— А ты что ж думал, старое так тебе без боя и сдастся? — усмехнулся я. — У них, брат, тоже своя философия... Слышал, что толковали некоторые на сессиях? Дескать, уже были реформы, народ радовался, а через несколько лет все глохло, уходило, как вода в песок. Думаю, на это и рассчитывают чиновники старого закала, бюрократы, нерентабельные министерства, липовые институты, фабрики, заводы, производящие никому не нужные товары, но зато дающие вал, показатели, за что хапают награды и премии...
Солнце неожиданно выглянуло из-за большого сизого облака, которое, казалось, надолго загородило его. И сразу все вокруг засверкало, заблестело. Ночью прошел дождь, и капли еще не испарились. Пока я был в Ленинграде, Гена сюда не приезжал, и сорняки высоко поднялись на грядках, особенно много их было вдоль почерневшей старой ограды. Ласточки с мелодичными криками носились над домом.
Подошел Николай Арсентьевич, он был чисто выбрит, на голове новенькая зеленая пилотка: у него недавно сын вернулся из армии и тут же поступил на работу в Невеле.
Балаздынин был трезв, деловит. Поздоровавшись с нами за руку, уселся рядом на ступеньки крыльца. Гена протянул ему пачку сигарет, и уже с двух сторон дым стал наступать на меня. Я хотел подняться и пойти в комнату еще немного поработать, как Николай Арсентьевич произнес:
— Только что из Невеля... Закрыли нашу шарашку. Оказывается, вот уже десять лет мы изготовляем вожжи, уздечки, подпруги, а они никому не нужны. Какой-то паразит много лет назад сверху дал указание покончить с лошадками, мол, от них нет никакой пользы. У нас де теперь тракторы, комбайны, зачем колхозникам лошадь? Этот недоумок, видно, никогда и не был в деревне. Мужику без лошади еще хуже, чем без коровы... И погнали наших трудяг-лошадок на мясокомбинаты, слышал, из них делают какую-то сырокопченую колбасу? Что это такое? Пятьдесят лет прожил на белом свете, а и в глаза не видел, не то чтобы попробовал. Наверное, там, наверху, постановили не давать в деревню лошадиной колбасы, чтобы, значит, нашего брата-мужика вконец не расстраивать...

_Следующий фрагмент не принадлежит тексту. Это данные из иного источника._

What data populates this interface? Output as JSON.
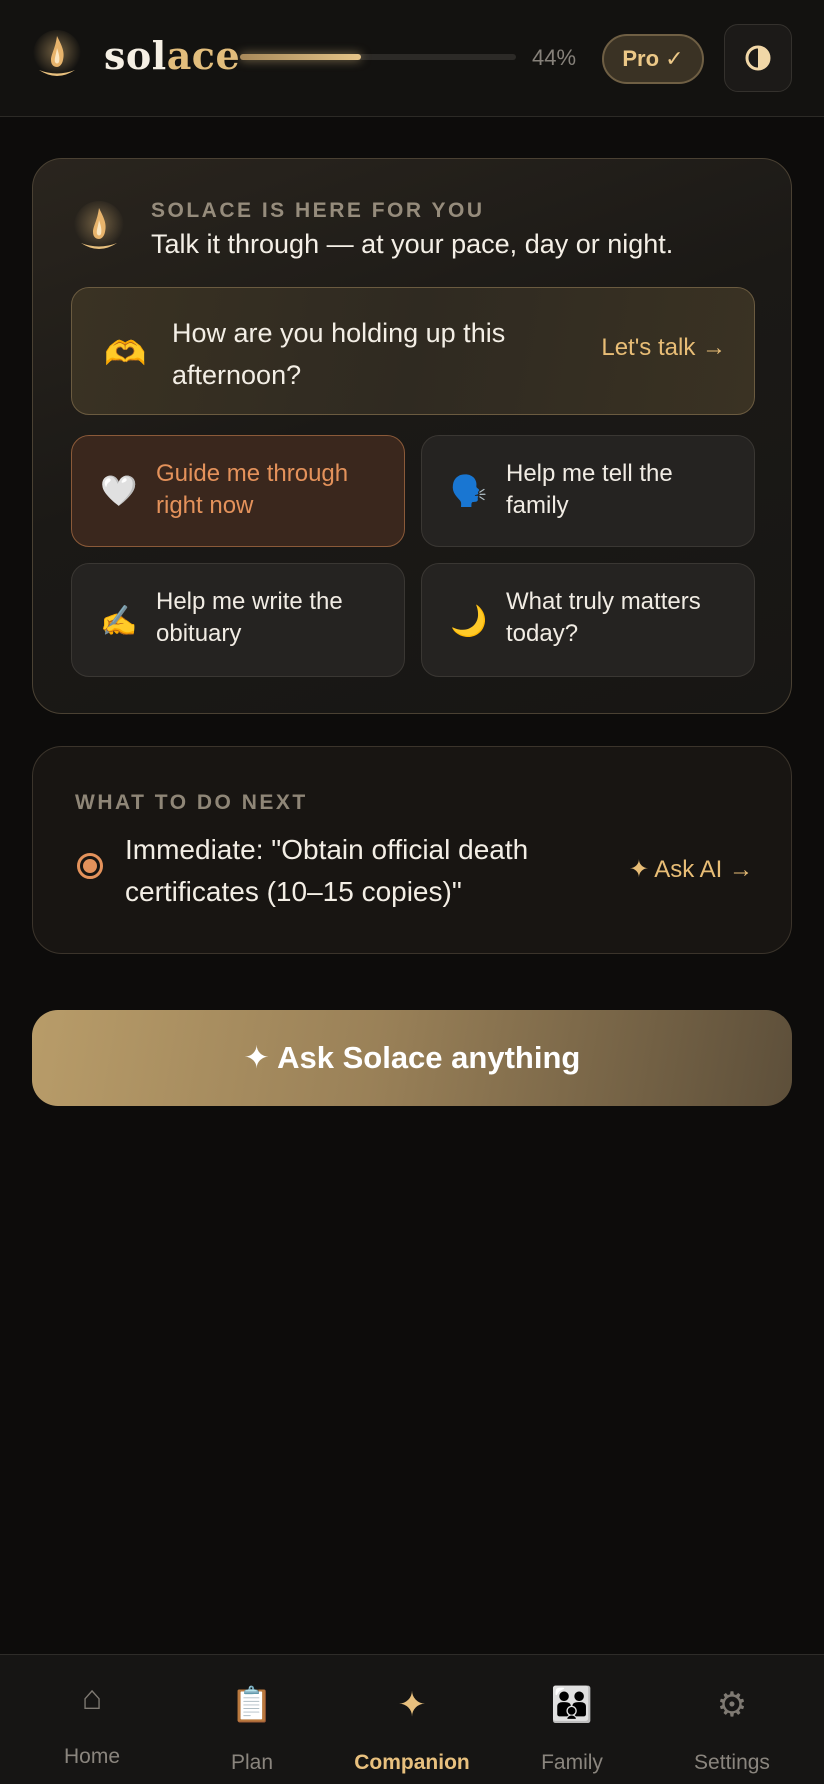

— И куда же ты, Арсентьевич?
— Работы крестьянину всегда невпроворот, — выпустив клубок дыма, продолжал сосед. — Бери, говорят, землю, дадим ссуду — покупай хоть трактор и обрабатывай ее. Или бери в совхозе бычков, выращивай... Да ежели по-серьезному взяться за огород, можно и себя, и других прокормить...
— Ну и чем ты займешься? — спросил я. Меня заинтересовал этот разговор.